There are two ways in which this may be carried out using the output provided:
The first method will require access to a table of significance levels of the value of 'r(s)'. This table is widely available in the appendices of most text books.
The first method: using the r(s) distribution
In the example above, r(s)=0.8531 based upon 12 pairs of observations. The n=12 value is used to enter the table. Reference to the r(s) correlation coefficient table will indicate that the value of 0.8531 exceeds the critical value (0.587) for a two-tailed test at the 0.05 level of significance. Use of such a table will indicate that the calculated value of r(s) is significant beyond the 0.001 level of significance and this is demonstrated in the probability value in the output (i.e., 0.000323). In other words P<0.05 and we can be more than 95% certain that there is a statistically significant correlation between the two variables.

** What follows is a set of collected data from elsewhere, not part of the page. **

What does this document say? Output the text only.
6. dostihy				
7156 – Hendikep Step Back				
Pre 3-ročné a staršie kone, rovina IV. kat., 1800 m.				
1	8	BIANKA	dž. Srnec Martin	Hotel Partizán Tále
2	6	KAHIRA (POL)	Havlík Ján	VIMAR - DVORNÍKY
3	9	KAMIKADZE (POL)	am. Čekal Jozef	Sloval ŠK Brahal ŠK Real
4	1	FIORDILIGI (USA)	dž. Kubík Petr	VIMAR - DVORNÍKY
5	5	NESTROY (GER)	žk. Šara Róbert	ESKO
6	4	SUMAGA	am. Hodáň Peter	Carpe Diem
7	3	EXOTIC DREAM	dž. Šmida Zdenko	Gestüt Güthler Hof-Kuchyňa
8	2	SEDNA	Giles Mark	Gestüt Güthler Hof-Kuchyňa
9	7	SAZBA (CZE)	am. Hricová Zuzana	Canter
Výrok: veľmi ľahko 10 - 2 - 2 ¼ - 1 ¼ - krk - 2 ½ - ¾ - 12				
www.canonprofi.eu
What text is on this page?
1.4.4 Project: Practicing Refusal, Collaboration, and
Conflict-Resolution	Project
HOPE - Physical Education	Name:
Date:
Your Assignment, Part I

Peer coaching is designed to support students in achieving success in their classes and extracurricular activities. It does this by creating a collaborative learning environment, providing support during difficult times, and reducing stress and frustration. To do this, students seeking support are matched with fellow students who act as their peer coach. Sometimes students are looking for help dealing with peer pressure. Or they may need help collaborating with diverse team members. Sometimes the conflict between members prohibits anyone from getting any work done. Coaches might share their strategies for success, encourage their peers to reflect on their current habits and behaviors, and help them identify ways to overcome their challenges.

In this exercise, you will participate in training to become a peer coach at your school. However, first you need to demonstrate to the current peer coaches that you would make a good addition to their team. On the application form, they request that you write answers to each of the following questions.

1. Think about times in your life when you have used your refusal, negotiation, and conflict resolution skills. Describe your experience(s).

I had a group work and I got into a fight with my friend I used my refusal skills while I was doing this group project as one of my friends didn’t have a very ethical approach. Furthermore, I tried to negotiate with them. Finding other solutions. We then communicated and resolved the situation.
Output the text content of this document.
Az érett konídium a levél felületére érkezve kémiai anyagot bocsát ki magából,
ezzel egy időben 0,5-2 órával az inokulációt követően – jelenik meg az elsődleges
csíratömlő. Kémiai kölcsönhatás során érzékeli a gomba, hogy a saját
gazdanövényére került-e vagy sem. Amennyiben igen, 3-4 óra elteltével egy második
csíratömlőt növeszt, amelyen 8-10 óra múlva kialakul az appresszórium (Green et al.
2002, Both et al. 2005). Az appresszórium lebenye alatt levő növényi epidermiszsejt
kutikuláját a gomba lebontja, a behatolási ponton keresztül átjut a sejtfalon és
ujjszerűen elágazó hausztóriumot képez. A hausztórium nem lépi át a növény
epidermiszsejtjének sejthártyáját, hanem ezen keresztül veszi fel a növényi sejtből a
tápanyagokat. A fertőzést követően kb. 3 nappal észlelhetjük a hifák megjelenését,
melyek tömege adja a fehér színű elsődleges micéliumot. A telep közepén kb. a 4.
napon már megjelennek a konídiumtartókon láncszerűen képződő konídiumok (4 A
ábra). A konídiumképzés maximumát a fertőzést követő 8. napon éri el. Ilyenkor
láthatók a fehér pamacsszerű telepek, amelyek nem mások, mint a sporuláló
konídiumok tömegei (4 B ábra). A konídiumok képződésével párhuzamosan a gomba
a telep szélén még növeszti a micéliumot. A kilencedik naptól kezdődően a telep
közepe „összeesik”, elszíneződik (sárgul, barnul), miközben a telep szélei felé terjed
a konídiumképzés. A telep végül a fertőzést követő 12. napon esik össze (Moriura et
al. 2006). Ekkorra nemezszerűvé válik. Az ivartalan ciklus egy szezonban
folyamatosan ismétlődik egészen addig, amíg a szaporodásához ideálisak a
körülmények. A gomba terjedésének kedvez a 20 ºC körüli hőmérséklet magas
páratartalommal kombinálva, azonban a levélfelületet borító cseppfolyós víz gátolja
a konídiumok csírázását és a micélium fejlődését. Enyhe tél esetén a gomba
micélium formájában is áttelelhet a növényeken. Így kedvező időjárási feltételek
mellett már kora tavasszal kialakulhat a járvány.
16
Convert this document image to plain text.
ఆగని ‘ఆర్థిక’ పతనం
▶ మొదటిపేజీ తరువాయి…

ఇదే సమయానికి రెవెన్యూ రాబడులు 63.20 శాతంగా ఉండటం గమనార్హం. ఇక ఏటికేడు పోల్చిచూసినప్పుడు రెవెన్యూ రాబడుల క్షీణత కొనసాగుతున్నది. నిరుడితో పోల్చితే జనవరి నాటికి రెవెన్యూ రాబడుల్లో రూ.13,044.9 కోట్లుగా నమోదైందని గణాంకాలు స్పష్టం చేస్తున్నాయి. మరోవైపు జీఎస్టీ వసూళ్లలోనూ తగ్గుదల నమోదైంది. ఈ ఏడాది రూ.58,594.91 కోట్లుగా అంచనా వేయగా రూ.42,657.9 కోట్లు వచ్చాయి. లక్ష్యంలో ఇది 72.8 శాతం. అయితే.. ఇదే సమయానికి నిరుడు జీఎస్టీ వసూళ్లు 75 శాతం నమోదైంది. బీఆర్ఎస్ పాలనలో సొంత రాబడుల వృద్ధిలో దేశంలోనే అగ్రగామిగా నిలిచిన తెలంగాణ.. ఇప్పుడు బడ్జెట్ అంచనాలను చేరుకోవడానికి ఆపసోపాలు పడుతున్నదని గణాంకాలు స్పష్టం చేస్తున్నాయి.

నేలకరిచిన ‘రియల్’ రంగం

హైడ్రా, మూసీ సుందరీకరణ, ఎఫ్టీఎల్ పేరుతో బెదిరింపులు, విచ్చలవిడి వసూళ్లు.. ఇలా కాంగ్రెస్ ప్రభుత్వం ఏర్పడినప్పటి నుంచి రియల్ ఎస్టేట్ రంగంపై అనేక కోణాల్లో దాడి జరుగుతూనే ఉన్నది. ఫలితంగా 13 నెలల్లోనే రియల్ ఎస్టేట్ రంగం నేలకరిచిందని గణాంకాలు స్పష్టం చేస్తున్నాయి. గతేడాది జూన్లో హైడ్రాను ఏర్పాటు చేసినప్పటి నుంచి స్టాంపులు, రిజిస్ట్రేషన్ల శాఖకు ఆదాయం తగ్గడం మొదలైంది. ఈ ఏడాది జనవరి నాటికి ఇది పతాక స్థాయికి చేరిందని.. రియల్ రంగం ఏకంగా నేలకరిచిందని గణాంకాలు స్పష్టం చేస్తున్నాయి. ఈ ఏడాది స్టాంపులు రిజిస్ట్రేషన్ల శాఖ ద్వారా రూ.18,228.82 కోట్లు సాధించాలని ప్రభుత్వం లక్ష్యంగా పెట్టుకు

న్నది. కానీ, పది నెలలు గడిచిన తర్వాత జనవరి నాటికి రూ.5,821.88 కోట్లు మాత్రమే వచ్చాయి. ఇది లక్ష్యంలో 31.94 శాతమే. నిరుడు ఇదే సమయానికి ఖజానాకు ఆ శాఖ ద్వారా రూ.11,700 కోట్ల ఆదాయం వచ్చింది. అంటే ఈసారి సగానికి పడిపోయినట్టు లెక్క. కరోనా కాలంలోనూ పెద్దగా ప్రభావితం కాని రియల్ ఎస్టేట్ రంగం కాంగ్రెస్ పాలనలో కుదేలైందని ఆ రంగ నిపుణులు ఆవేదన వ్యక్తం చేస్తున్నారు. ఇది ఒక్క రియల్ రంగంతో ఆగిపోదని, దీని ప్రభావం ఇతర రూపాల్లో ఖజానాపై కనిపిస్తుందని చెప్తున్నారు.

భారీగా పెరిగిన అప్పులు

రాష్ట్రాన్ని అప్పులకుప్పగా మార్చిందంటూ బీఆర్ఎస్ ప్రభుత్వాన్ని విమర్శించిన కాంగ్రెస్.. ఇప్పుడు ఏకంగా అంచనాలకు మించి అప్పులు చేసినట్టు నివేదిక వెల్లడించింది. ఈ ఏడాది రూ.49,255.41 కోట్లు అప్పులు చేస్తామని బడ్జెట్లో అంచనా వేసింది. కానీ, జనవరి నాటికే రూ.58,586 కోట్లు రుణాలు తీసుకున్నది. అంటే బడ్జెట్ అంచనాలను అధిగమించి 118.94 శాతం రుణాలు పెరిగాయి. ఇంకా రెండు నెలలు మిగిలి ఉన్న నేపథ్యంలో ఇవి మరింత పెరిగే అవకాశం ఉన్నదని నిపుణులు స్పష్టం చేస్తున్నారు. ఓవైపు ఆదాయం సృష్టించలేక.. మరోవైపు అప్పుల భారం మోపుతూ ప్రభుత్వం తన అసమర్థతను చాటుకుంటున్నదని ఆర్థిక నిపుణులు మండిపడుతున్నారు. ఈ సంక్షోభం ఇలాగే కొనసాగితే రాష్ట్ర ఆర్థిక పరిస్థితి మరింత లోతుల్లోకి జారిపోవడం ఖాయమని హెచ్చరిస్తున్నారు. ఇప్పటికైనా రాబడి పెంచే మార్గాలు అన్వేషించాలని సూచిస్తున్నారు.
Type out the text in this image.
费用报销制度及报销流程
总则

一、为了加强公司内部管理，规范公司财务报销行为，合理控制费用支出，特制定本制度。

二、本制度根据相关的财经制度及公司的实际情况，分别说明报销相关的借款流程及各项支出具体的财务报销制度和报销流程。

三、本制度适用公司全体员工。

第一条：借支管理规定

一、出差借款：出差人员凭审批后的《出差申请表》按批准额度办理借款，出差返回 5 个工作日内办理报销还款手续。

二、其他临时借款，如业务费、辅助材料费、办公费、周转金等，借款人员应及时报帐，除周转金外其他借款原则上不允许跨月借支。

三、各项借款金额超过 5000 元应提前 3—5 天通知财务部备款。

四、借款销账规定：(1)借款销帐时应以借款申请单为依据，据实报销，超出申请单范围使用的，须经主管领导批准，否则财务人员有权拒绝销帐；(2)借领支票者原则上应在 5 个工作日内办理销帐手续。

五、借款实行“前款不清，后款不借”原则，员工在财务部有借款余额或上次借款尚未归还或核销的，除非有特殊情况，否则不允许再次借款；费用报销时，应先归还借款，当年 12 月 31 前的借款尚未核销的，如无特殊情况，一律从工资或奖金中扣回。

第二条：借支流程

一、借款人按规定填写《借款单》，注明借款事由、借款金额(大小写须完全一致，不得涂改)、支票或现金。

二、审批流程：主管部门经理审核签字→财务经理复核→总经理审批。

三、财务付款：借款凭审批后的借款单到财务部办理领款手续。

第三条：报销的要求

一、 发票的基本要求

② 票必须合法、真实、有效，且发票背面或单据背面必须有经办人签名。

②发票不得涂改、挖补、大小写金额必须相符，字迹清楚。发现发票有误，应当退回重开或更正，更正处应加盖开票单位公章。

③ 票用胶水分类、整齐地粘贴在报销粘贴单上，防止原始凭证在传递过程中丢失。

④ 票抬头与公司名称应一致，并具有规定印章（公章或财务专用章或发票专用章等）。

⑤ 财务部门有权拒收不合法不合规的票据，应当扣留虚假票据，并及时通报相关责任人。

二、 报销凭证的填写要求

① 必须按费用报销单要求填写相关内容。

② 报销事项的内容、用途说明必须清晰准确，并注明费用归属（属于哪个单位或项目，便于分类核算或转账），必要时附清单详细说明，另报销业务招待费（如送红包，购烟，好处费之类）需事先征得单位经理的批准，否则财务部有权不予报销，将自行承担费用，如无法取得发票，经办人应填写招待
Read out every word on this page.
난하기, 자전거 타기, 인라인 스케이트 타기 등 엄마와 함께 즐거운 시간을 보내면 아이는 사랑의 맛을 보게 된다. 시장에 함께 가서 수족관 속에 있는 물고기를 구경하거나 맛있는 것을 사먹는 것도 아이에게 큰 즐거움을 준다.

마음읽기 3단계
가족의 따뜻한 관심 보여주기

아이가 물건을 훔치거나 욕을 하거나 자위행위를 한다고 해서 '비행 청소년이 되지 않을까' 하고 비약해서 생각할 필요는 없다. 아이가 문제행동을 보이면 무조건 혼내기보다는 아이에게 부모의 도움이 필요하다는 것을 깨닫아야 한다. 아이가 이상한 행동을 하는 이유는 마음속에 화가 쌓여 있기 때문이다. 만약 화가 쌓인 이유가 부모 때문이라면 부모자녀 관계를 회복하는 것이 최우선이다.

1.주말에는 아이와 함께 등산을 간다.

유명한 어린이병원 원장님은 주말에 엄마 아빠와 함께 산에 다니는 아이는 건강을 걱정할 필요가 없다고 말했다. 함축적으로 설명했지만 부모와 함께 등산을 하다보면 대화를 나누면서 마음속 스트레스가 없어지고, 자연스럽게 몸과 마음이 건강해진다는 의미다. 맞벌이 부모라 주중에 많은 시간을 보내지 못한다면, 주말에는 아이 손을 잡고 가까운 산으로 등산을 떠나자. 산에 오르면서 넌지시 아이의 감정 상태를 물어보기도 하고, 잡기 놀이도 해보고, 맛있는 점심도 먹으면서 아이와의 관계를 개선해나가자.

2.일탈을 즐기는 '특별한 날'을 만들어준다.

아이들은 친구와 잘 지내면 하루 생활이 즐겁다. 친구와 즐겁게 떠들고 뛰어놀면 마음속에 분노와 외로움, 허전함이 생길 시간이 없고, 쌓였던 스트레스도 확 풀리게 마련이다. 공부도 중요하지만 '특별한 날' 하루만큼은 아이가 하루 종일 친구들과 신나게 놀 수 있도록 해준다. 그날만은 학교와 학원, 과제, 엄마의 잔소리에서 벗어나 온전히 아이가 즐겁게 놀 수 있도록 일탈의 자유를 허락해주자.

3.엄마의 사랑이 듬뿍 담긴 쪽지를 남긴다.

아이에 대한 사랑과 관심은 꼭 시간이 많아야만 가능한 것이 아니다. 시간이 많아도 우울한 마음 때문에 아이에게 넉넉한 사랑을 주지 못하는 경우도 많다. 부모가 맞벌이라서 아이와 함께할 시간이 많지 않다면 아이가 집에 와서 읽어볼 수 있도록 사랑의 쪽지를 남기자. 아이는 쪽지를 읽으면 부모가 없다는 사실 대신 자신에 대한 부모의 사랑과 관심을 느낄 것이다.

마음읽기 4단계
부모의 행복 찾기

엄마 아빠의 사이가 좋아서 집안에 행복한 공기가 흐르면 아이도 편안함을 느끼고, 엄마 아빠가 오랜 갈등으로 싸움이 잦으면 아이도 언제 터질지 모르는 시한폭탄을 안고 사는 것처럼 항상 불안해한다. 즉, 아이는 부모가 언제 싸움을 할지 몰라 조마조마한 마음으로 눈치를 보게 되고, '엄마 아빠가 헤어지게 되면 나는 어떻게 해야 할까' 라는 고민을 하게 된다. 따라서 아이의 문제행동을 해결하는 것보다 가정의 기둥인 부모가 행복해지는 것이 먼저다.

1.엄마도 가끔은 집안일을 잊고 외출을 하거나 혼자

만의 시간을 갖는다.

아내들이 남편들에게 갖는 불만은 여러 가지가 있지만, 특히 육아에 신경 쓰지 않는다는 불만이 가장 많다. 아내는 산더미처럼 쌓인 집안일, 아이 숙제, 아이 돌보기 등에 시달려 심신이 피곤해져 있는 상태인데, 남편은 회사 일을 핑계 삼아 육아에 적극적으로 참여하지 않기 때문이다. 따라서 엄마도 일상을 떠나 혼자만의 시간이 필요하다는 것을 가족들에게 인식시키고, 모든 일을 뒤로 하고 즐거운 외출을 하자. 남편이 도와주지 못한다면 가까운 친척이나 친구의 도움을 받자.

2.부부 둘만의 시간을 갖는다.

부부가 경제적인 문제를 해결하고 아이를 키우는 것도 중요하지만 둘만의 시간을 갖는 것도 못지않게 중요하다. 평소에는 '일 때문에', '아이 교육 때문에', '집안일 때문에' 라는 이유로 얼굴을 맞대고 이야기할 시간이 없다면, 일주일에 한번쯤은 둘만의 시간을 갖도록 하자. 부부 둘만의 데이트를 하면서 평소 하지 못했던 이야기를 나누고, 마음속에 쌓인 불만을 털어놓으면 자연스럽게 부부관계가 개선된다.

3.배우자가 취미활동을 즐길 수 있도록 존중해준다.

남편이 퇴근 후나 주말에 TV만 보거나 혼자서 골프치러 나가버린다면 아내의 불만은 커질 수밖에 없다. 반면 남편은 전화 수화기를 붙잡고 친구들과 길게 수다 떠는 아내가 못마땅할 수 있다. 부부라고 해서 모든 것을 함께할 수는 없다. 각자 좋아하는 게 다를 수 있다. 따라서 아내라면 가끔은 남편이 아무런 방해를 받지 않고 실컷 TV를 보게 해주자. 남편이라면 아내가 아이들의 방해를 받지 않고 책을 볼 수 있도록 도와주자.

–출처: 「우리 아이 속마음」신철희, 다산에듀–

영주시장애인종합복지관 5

Note that a further value of r(s), or rho, is calculated. This statistic should be used in preference if the number of ties (occurrences of identical data elements in a sample) is larger than approximately a quarter of the sample size.
The second method: using the t-distribution
If large sample sizes are available the significance of the r(s) statistic (corrected for ties) can also be tested by comparison of a calculated t-statistic with a critical value at a given level of significance. If the critical value at the 0.05 or 0.01 level of significance is exceeded by the t-statistic then the null hypothesis, that there is no correlation, should be rejected.
Note that this procedure assumes that the null hypothesis is HO:r(s)=0. If another value other than '0' is hypothesised then the correlation coefficient cannot be predicted to have come from a distribution approximated by the normal distribution, and this in turn invalidates the calculation of a t-statistic.
Using the example above, at the 0.05 level of significance the two-tailed t-critical value with d.f.=10 is 2.2281. As this is exceeded by the computed value of 't' this also indicates that the null hypothesis should be rejected.